Fortunately, like elsewhere in the world, unified opposition to encryption-breaking mandates has resulted in the Australian government rolling back that particular demand in the final (or so they say) version of its online safety standards.

In November, the eSafety commissioner announced draft standards that would require the operators of cloud and messaging services to detect and remove known child abuse and pro-terror material where technically feasible", as well as disrupt and deter new material of the same nature.

[...]

But in the finalised online safety standards lodged in parliament on Friday, the documents specifically state that companies will not be required to break encryption and will not be required to undertake measures not technically feasible or reasonably practical.

That includes instances where it would require the provider to implement or build a systemic weakness or systemic vulnerability in to the service" and in relation to an end-to-end encrypted service - implement or build a new decryption capability into the service, or render methods of encryption used in the service less effective".

This is great news, as long as the final" proposal remains final." It will, of course, be temporary. The calls for breaking encryption aren't going away. They're omnipresent but have yet to take a solid foothold because governments can't actually explain how any proposal like this is possible, much less feasible. They also can't logically declare that any security flaw introduced by legislation won't be exploited by the very people it aims to stop: criminals.

Those advocating the hardest for broken encryption are the most disturbed by this rollback. Australia's eSafety commissioner, Julia Inman Grant, was given space in The Australian to vent her feelings about the success of those pushing back against anti-encryption mandates:

Grant hit back at the criticism of the proposals, saying tech companies had claimed the standards represented a step too far, potentially unleashing a dystopian future of widespread government surveillance".

The real dystopian future, she said, would be one where adults fail to protect children from vile forms of torture and sexual abuse, then allow their trauma to be freely shared with predators on a global scale".

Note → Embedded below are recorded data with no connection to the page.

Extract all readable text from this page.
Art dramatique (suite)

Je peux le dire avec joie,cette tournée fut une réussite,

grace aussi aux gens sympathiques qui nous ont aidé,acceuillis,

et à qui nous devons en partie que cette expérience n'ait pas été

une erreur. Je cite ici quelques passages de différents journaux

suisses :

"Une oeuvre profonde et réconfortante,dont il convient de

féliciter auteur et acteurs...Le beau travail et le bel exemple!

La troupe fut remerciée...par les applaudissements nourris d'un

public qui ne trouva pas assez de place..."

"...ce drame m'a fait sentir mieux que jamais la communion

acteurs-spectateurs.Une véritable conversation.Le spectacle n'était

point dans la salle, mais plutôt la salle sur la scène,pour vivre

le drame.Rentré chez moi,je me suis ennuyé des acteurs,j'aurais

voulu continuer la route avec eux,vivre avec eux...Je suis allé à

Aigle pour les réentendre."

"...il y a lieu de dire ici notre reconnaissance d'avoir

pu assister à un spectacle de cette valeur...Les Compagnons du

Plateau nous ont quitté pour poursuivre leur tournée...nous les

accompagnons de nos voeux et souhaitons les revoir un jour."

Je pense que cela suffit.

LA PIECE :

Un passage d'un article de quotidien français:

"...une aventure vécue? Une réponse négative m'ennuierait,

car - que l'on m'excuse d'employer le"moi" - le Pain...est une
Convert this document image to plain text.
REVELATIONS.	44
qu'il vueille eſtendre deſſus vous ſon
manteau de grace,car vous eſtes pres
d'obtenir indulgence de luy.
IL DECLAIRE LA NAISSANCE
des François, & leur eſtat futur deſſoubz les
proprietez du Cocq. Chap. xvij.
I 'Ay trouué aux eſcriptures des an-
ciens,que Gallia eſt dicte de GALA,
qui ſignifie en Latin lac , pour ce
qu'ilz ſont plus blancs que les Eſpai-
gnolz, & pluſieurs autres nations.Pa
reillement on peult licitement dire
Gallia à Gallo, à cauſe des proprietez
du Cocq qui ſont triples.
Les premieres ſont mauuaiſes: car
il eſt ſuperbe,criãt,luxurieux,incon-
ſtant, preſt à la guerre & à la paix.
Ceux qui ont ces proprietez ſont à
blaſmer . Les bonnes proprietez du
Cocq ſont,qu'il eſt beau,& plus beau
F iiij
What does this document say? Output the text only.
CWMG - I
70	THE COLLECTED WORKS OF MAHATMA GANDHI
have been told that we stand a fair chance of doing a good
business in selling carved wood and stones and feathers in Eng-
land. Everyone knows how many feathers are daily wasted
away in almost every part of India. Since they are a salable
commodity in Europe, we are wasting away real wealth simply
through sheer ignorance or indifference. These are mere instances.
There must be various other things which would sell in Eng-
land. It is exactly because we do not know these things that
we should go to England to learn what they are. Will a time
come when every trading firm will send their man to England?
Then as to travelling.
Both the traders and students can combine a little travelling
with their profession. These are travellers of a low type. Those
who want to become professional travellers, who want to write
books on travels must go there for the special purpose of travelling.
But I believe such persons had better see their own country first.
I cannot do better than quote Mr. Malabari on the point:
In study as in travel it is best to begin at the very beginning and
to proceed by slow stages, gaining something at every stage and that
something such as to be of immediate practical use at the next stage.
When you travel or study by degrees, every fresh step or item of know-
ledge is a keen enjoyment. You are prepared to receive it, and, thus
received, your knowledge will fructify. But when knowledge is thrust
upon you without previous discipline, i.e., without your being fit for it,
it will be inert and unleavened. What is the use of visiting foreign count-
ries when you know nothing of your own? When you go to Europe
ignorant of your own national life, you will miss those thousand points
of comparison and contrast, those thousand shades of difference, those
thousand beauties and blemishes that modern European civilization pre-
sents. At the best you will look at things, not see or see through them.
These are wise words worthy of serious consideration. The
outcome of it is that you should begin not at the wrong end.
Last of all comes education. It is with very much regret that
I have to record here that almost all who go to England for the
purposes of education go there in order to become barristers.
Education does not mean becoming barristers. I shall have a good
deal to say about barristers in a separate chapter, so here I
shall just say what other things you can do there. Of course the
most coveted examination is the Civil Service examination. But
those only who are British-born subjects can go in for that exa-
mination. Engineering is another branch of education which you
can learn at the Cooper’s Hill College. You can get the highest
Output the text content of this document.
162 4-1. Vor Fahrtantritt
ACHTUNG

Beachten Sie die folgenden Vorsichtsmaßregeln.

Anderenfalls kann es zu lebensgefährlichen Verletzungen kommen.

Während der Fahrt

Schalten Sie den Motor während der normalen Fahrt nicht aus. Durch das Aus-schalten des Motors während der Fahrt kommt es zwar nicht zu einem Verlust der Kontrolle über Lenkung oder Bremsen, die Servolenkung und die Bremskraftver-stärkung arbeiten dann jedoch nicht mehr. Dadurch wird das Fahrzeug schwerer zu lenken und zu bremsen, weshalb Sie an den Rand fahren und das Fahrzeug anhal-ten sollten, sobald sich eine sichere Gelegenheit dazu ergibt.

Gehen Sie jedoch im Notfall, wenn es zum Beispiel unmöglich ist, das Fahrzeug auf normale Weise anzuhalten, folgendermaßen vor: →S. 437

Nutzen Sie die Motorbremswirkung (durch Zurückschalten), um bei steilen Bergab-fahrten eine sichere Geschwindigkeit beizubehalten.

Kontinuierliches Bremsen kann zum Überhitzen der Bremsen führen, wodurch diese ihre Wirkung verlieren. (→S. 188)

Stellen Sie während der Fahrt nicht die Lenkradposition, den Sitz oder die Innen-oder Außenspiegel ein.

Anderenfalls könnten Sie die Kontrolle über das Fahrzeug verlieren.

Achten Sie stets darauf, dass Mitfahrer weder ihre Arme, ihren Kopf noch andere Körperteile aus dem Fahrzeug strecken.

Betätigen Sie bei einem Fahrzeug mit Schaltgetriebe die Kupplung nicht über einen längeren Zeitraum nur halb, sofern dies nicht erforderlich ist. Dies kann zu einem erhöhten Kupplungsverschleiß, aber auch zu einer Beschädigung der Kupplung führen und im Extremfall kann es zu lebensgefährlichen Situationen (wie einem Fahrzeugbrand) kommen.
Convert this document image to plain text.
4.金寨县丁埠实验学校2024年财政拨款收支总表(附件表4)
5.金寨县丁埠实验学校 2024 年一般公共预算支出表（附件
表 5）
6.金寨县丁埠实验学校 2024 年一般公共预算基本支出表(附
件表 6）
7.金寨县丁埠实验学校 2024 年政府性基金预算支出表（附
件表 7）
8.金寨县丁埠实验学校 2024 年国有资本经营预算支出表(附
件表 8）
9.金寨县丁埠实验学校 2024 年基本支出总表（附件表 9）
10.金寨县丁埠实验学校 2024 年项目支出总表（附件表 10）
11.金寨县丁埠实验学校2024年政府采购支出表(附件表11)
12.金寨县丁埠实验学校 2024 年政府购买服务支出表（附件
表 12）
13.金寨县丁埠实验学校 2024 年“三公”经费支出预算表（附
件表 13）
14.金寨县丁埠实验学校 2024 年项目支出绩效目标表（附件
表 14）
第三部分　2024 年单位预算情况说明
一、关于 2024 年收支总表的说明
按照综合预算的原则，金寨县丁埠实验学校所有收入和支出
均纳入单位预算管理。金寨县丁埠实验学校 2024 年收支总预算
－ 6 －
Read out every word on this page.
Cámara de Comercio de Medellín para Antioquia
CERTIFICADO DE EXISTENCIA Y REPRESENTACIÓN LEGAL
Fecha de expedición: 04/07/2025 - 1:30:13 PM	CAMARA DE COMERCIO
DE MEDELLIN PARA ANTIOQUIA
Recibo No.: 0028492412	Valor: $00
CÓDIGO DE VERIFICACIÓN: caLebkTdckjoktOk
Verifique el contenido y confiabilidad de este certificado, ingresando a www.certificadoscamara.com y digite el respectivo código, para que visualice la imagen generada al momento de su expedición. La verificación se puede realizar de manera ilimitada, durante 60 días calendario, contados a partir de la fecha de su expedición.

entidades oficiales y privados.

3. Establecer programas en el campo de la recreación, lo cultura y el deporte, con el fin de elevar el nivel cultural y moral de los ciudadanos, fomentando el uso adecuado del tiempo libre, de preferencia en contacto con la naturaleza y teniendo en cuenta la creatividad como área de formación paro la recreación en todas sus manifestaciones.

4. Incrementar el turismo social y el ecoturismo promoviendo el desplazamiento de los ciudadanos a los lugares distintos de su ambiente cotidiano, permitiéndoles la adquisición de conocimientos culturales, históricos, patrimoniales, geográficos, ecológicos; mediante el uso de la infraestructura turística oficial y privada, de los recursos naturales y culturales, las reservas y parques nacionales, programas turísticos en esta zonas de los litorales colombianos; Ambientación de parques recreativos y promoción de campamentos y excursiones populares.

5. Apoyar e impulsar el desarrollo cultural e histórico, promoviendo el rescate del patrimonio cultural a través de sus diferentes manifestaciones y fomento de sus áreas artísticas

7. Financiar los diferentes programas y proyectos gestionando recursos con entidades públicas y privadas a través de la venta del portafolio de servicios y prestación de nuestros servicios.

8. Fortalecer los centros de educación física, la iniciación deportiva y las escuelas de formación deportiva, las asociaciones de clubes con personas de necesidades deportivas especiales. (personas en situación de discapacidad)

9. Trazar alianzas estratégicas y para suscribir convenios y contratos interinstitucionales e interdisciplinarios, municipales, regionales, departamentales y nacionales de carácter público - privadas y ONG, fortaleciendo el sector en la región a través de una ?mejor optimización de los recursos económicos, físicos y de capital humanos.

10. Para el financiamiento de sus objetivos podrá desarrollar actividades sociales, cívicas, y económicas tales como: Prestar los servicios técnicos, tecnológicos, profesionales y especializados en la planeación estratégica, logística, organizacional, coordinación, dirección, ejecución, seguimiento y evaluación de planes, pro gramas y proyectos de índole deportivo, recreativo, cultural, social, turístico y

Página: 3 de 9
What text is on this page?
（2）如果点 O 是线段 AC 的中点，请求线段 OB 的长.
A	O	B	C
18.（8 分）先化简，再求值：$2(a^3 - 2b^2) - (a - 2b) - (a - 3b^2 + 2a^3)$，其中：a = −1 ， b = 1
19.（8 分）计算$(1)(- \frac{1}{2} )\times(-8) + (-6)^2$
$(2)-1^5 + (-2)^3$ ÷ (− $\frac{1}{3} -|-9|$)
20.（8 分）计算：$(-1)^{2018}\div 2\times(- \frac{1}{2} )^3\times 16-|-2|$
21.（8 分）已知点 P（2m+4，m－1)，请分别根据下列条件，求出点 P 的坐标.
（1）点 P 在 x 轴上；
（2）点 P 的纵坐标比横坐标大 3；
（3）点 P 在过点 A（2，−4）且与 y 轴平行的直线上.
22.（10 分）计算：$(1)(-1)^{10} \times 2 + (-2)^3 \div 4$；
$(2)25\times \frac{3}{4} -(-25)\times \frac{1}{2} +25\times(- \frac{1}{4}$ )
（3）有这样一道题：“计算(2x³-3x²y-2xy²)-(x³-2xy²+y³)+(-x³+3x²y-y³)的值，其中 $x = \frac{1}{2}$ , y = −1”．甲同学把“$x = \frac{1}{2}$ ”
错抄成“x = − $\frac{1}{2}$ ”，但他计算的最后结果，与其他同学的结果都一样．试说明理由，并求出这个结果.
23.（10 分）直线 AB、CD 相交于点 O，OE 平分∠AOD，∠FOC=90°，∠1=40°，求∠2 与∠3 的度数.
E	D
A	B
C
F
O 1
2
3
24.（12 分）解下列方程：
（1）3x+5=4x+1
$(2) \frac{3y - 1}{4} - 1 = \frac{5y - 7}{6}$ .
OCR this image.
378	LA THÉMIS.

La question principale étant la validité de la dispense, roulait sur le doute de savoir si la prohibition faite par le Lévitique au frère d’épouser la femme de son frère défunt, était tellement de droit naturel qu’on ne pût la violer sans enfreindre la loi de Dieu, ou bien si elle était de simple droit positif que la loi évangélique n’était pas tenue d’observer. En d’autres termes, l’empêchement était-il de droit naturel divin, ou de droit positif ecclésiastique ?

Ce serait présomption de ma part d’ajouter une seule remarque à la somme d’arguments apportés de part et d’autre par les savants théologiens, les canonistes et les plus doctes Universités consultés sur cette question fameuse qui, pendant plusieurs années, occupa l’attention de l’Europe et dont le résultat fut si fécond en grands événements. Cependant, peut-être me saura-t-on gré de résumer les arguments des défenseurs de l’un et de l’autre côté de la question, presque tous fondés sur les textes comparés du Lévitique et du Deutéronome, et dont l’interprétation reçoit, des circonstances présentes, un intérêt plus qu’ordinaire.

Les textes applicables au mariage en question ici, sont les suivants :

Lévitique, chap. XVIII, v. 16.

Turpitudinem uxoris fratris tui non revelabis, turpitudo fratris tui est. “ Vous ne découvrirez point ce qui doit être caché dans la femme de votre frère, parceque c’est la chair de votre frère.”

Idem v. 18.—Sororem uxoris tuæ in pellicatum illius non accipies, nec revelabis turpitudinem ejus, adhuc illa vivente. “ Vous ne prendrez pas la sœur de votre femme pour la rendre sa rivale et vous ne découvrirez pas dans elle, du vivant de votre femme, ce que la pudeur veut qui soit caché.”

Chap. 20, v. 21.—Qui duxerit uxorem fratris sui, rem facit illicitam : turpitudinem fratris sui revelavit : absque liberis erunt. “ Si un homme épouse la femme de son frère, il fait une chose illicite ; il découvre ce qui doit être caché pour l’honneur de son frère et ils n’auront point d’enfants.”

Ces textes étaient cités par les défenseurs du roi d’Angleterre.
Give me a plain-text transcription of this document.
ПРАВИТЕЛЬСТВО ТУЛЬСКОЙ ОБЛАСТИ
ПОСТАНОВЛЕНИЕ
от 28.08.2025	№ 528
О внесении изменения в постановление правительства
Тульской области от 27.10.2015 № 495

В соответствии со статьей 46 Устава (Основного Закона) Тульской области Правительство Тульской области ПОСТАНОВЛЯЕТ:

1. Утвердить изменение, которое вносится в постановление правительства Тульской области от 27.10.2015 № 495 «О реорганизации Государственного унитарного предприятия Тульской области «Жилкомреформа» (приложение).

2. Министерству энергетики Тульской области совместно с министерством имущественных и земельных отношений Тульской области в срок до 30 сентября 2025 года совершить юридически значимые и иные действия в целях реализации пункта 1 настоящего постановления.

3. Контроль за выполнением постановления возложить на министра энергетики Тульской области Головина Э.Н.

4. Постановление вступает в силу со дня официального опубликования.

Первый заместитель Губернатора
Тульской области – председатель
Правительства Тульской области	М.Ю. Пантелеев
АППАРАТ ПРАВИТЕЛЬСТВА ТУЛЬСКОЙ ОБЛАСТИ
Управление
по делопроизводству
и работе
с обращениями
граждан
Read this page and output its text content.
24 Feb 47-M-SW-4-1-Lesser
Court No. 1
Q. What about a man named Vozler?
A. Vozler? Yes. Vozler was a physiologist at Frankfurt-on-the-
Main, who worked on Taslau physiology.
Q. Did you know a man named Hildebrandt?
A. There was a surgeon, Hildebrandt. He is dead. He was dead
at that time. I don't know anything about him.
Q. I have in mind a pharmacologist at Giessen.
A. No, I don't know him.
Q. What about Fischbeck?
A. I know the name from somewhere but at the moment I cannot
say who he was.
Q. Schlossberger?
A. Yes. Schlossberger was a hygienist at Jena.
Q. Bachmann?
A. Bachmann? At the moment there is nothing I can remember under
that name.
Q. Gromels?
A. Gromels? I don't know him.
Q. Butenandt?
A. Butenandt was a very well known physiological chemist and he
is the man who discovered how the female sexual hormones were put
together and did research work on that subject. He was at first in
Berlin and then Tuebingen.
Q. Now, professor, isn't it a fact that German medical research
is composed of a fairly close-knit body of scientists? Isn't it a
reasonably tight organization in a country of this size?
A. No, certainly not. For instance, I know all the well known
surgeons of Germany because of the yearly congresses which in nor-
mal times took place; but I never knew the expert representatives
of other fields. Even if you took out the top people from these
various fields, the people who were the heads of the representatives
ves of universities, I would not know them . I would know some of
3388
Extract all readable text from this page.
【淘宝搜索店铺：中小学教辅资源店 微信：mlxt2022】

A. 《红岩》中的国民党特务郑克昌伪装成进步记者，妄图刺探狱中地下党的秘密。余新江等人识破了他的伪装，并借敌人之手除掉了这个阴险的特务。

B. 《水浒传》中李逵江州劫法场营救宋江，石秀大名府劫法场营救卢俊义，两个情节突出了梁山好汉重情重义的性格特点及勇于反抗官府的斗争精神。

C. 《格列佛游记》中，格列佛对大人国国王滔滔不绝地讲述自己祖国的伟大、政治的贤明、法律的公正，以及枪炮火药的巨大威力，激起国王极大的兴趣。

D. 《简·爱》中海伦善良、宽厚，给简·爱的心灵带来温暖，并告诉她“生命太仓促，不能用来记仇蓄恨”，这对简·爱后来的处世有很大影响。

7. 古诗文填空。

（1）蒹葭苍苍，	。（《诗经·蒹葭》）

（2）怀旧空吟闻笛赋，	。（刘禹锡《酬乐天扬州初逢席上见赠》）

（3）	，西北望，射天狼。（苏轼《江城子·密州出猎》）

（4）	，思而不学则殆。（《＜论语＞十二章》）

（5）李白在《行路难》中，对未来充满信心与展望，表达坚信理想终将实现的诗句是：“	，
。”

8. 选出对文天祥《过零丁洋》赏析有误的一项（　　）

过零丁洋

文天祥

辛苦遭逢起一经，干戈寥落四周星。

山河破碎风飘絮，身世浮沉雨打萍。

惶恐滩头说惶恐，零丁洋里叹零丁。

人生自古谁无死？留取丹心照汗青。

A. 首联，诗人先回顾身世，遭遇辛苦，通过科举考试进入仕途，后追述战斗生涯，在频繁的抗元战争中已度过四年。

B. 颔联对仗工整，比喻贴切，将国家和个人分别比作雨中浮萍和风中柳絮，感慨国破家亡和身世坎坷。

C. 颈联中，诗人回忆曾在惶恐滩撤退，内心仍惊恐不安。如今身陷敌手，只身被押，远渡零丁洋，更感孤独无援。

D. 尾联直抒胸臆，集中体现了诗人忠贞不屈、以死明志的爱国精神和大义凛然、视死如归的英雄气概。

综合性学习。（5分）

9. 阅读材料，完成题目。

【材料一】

Right. That's a pretty hot take on what's actually happened here. Tech companies can't undo the laws of mathematics. Governments can't guarantee their security holes won't be exploited by criminals. And most rational people recognize there's a trade-off being made here - one that gives millions of non-criminals additional security and privacy while only inconveniencing the government in rare cases. If that's the equation, the government has no business demanding companies deliberately undermine the security of all users just so it can go after a very small percentage of them.